Quebec Skating Rink was the name of several ice rinks in Quebec City, Quebec. The first was built in 1851, and was the world's first covered skating rink, and was located near the St. Lawrence River. The second rink, built in 1864, was situated on the Grande-Allée, as were the third and fourth rinks. The rinks were developed initially for ice skating, but the developing sport of ice hockey led to the inauguration of the Quebec Hockey Club in the 1880s, which used the rink as their home rink.
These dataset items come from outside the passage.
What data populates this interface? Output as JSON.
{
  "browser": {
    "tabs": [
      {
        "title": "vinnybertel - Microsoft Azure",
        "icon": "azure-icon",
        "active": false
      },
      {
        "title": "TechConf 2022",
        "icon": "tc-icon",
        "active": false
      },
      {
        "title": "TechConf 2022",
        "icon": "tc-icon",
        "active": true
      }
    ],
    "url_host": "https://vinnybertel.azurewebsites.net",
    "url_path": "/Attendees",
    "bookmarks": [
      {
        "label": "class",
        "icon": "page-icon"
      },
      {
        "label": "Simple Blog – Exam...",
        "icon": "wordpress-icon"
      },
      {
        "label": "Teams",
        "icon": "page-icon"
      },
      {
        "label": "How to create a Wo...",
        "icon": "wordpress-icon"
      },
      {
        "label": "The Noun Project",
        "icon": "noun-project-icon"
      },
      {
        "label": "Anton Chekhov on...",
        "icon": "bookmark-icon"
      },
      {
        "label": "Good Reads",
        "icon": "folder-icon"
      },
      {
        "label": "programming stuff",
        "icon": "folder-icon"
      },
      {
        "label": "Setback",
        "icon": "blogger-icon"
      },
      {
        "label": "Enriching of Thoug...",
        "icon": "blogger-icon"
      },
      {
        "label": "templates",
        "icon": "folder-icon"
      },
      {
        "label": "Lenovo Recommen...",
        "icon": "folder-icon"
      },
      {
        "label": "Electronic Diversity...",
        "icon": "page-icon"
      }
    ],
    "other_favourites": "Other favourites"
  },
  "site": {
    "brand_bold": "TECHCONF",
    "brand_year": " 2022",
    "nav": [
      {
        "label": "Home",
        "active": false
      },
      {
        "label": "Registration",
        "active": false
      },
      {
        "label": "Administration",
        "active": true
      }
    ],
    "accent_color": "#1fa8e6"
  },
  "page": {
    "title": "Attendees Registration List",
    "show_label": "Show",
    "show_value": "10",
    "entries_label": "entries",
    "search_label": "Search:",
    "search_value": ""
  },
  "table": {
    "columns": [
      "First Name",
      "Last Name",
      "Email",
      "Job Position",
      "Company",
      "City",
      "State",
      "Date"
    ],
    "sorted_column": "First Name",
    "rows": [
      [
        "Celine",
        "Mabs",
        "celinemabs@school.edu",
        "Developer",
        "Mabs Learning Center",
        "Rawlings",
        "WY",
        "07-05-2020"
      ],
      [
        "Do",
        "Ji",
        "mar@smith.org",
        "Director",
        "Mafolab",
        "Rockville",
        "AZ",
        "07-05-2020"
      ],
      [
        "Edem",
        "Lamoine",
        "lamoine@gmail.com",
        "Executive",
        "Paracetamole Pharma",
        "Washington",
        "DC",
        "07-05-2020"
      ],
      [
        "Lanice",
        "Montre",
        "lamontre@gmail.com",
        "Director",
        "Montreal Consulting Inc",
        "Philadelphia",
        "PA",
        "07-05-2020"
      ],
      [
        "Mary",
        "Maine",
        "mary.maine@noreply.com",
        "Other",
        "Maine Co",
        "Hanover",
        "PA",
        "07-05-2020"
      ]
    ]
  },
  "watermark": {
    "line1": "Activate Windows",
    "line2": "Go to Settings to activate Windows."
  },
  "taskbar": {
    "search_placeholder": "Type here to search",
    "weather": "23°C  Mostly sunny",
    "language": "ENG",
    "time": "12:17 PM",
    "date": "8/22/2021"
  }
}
The hockey club moved to the new, larger Quebec Arena in 1913.

History
The first, opened in 1851  or 1852, was the first covered skating rink in the world.  It was located on a dock near the St. Lawrence River. The second rink opened in 1864. It was located on the north side of the Grande-Allée, in front of the parliament building.

The third rink opened in December 1877, was located again on the same side of the Grand-Allée, but next to the Saint-Louis gate. It was designed by William Tutin Thomas, the son of William Thomas. It was dismantled in 1889, for plans were made to transfer the rink on the other side of the Grande-Allée, but management problems caused important delays. An attempt to build a temporary structure in 1890 led to total failure. Built in haste, the building collapsed on itself on January 21.

The fourth rink was constructed on the south side of the Grande-Allée in 1892. It would host the two Stanley Cup victories of the Quebec Hockey Club (by then known as the Bulldogs) in 1912 and 1913. The rink was located at the entrance to the Plains of Abraham park.  The fourth rink was destroyed by fire in 1918.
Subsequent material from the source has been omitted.